The two races so far have been on two of the most technically challenging tracks that we visit: Whistler with its intimidating speeds and high G corners, and Lake Placid with its aggressive corner transitions and disjointed rhythm.
Whistler is one of the jewels on the international sliding circuit and one of my favourite tracks. It combines smooth ice with challenging corners and intimidating top speeds of over 140 kph.
I’d found a connection with the Whistler track through training, and seemed to be able to unlock speed from the track on almost every run. Things were good, sliding was going well.

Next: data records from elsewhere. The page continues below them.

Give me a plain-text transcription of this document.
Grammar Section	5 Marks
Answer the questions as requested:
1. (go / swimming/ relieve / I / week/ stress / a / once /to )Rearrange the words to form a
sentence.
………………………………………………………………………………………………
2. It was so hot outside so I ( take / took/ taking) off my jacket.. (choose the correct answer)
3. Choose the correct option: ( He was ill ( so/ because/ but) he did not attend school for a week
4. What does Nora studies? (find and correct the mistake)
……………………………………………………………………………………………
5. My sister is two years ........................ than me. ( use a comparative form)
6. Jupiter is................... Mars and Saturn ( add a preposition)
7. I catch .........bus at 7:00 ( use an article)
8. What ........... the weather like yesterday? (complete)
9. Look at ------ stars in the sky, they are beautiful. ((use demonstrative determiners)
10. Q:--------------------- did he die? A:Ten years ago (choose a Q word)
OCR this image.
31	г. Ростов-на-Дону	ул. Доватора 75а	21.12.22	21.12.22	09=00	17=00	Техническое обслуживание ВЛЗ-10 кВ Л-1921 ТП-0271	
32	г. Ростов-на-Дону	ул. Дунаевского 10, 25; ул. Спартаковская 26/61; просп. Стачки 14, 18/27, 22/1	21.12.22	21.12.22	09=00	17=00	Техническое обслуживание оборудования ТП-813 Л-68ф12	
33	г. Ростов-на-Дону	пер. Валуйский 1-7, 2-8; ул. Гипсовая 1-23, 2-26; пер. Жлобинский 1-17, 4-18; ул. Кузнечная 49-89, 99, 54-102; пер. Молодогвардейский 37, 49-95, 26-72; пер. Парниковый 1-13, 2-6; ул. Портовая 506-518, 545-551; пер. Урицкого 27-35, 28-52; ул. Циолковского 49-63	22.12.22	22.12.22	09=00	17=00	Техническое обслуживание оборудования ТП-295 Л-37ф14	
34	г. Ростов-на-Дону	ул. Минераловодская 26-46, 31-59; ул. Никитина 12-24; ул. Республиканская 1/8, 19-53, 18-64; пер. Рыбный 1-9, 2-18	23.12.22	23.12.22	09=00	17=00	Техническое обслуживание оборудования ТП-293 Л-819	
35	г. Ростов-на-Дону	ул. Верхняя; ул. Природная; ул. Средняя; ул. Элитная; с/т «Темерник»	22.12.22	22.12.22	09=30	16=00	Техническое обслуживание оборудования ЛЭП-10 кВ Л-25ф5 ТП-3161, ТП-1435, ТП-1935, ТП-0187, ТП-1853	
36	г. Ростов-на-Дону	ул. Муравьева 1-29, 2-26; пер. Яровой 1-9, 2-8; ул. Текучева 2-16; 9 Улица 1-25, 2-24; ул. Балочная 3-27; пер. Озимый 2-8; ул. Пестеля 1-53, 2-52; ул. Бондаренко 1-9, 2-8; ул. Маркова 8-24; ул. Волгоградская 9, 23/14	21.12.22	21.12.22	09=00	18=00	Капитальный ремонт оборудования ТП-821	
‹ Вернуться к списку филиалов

Then the race started, I got to the bottom of the track after the first run and our team manager told me my push time. I thought she was lying to me, it had felt faster than that, how could I have only pushed 21st fastest in the field? The second push was a little faster, but then I went off line out of corner 4, I made a mistake through 6 which cost a lot of time on the exit, and then set up a series of hits on the walls from 11 to 14 which put the final nail in the coffin and dropped me down to 8th place. All the work through the build up to the race had amounted to nothing.
Lake Placid is another big challenge to find a connection with. The track will throw you around even if you’re on a good line, and for some reason there are always bumps here. Big hard bumps that jar the body and rattle the brain. The challenge of staying relaxed and alert on the sled is heightened so much more when the track’s beating seven bells of shit out of you on the way down.
Some people describe sliding Lake Placid as being put through a dishwasher, which isn’t far from the truth. Except you don’t necessarily come out clean.
Again, training went well in Lake Placid and I developed an understanding with the track that I haven’t felt before here. Big thanks to our ice coach Eric Bernotas for enabling this, who has won World Cup races here for the US and used to be the track record holder.
On race day we woke up to -25 degree temperatures, and the ice on the track was hard and brittle. My first run was messy, and put me well off the pace in 12th position. I could only move up to 10th on the second, and so I rounded off another strong couple of weeks of training with another disappointing race result.